Hailing from Memphis, Lukah is the sort of rapper who doesn’t see why a region need sound one certain way. Despite expressing limitless respect for the likes of Young Dolph and Key Glock (and those that came before), his music delves into worlds often very removed from the sounds associated with his hometown. His first album of 2021, the underrated When The Black Hand Touches You, was replete with sinisterly twisted soul samples and moody gospel organ.
Ever restless, his second album this year, Why Look Up, God’s in the Mirror, pulls in yet another direction. It occupies a space unique in the current hip hop landscape, arguably sounding subtly unlike most anything before it, especially given where it hails from. It simultaneously exists in a similar zone to the current grimy New York revivalism of Griselda and nods heavily towards the sweat-drenched, Southern-fried sounds of his native Memphis. It’s the gnarled, knotty, moody cousin to any artist from the area you’ve familiarized yourself with. It’s decidedly minimal, spare and lean, its beats crafted to come straight for the jugular.
Opener “Mobbin on Water” is the perfect introduction to this sonic zone, boasting a distant, intermittent, rousingly out of key piano loop and thudding, ominous drums. Lukah himself enters with a bone to pick, immediately taking to task the seemingly ever-resounding lack of respect for Southern rappers, all while thumping his chest: “rap with confidence on my shit – don’t know what modest is.” Yet, it’s a quick line, tossed out with nearly dismissive nonchalance that defines much of what’s at play here: “Don’t need to polish this.”
He’s right. The bruised, eerie atmosphere of Why Look Up serves Lukah well, the rapper boiling down his brew to purely the essential elements – all business with no time to play. For Lukah, the grim nature of the beats – not entirely removed from an entirely paired back Organized Noize circa ATLiens, albeit on a bad trip – is not only fitting, but necessitated. He uses Why Look Up as a self-run therapy session, spitting bile and trauma out of every corner of his soul. Speaking to Passion of the Weiss, he put it simply: “The story was releasing anger. It’s a lot of anger built up inside of me and I just wanted to release this aggression and be happy for once.”

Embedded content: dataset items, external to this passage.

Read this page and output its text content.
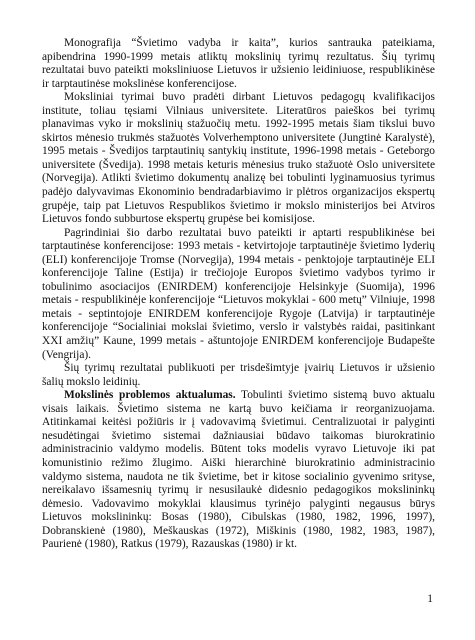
Monografija “Švietimo vadyba ir kaita”, kurios santrauka pateikiama, apibendrina 1990-1999 metais atliktų mokslinių tyrimų rezultatus. Šių tyrimų rezultatai buvo pateikti moksliniuose Lietuvos ir užsienio leidiniuose, respublikinėse ir tarptautinėse mokslinėse konferencijose.

Moksliniai tyrimai buvo pradėti dirbant Lietuvos pedagogų kvalifikacijos institute, toliau tęsiami Vilniaus universitete. Literatūros paieškos bei tyrimų planavimas vyko ir mokslinių stažuočių metu. 1992-1995 metais šiam tikslui buvo skirtos mėnesio trukmės stažuotės Volverhemptono universitete (Jungtinė Karalystė), 1995 metais - Švedijos tarptautinių santykių institute, 1996-1998 metais - Geteborgo universitete (Švedija). 1998 metais keturis mėnesius truko stažuotė Oslo universitete (Norvegija). Atlikti švietimo dokumentų analizę bei tobulinti lyginamuosius tyrimus padėjo dalyvavimas Ekonominio bendradarbiavimo ir plėtros organizacijos ekspertų grupėje, taip pat Lietuvos Respublikos švietimo ir mokslo ministerijos bei Atviros Lietuvos fondo subburtose ekspertų grupėse bei komisijose.

Pagrindiniai šio darbo rezultatai buvo pateikti ir aptarti respublikinėse bei tarptautinėse konferencijose: 1993 metais - ketvirtojoje tarptautinėje švietimo lyderių (ELI) konferencijoje Tromse (Norvegija), 1994 metais - penktojoje tarptautinėje ELI konferencijoje Taline (Estija) ir trečiojoje Europos švietimo vadybos tyrimo ir tobulinimo asociacijos (ENIRDEM) konferencijoje Helsinkyje (Suomija), 1996 metais - respublikinėje konferencijoje “Lietuvos mokyklai - 600 metų” Vilniuje, 1998 metais - septintojoje ENIRDEM konferencijoje Rygoje (Latvija) ir tarptautinėje konferencijoje “Socialiniai mokslai švietimo, verslo ir valstybės raidai, pasitinkant XXI amžių” Kaune, 1999 metais - aštuntojoje ENIRDEM konferencijoje Budapešte (Vengrija).

Šių tyrimų rezultatai publikuoti per trisdešimtyje įvairių Lietuvos ir užsienio šalių mokslo leidinių.

Mokslinės problemos aktualumas. Tobulinti švietimo sistemą buvo aktualu visais laikais. Švietimo sistema ne kartą buvo keičiama ir reorganizuojama. Atitinkamai keitėsi požiūris ir į vadovavimą švietimui. Centralizuotai ir palyginti nesudėtingai švietimo sistemai dažniausiai būdavo taikomas biurokratinio administracinio valdymo modelis. Būtent toks modelis vyravo Lietuvoje iki pat komunistinio režimo žlugimo. Aiški hierarchinė biurokratinio administracinio valdymo sistema, naudota ne tik švietime, bet ir kitose socialinio gyvenimo srityse, nereikalavo išsamesnių tyrimų ir nesusilaukė didesnio pedagogikos mokslininkų dėmesio. Vadovavimo mokyklai klausimus tyrinėjo palyginti negausus būrys Lietuvos mokslininkų: Bosas (1980), Cibulskas (1980, 1982, 1996, 1997), Dobranskienė (1980), Meškauskas (1972), Miškinis (1980, 1982, 1983, 1987), Paurienė (1980), Ratkus (1979), Razauskas (1980) ir kt.

1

He also briefly illuminated an even deeper truth of Why Look Up: it’s a dash away from sadness. In Lukah’s harsh world, there’s simply no time for self pity or emotions of the sort, and while, deep down, he acknowledges that there’s surely a reservoir of fatigued sorrow, he absolutely refuses to face it, erecting his makeshift temple of pointed anger (not to mention brutality, such as on the genuinely harrowing “Agony in the Garden”) as a sort of defense against the genuine emotions at play. There’s no better presentation of this than the grueling “Colored One”: “Hide the heartaches and the shame, and that shit hurts to suppress / They say we all free, but be real, n***as are still oppressed / … I can attest: won’t understand the anguish, so ain’t no fucking need to confess.”
When he utters harsh truths such as “The poor and the children are starving and have to be without / but they won’t make a trip to the hood, they take the scenic route,” on “Glasshouses”, they’re tossed off rapidly, nearly asides. It’s as if he simply can’t allow himself to dwell on these thoughts, lest they weigh him down completely into the murky waters he’s ventured into on Why Look Up. The guests all get in the mood, operating from a similar zone, with current favorite Boldy James putting in a particularly memorable, grim turn on “Stigmata”
The title itself is telling: for an album so filled with agony and defensive rage, Why Look Up, God’s in the Mirror would seem an unusual choice. Yet, it speaks of the world Lukah hopes to help the listener reach, to reach himself. As he stated, he hopes that by spilling out every ounce of anger in his heart he’ll reach some sort of peace. Speaking for neglected communities in which resentment inevitably builds, day by day, year by year, and in which aggression is nearly an obligation for survival, there’s often no room for anything resembling hope. It may be hard to listen to at times, and it’s certainly not pretty, but Why Look Up exists firmly in this world, prideful notions masking a deep, lifelong fatigue. However, what it also does, even if ever so slightly, is dare to peek beyond that reality – towards a different future. It’s a wary, cautious step, and one that couldn’t feel more necessary.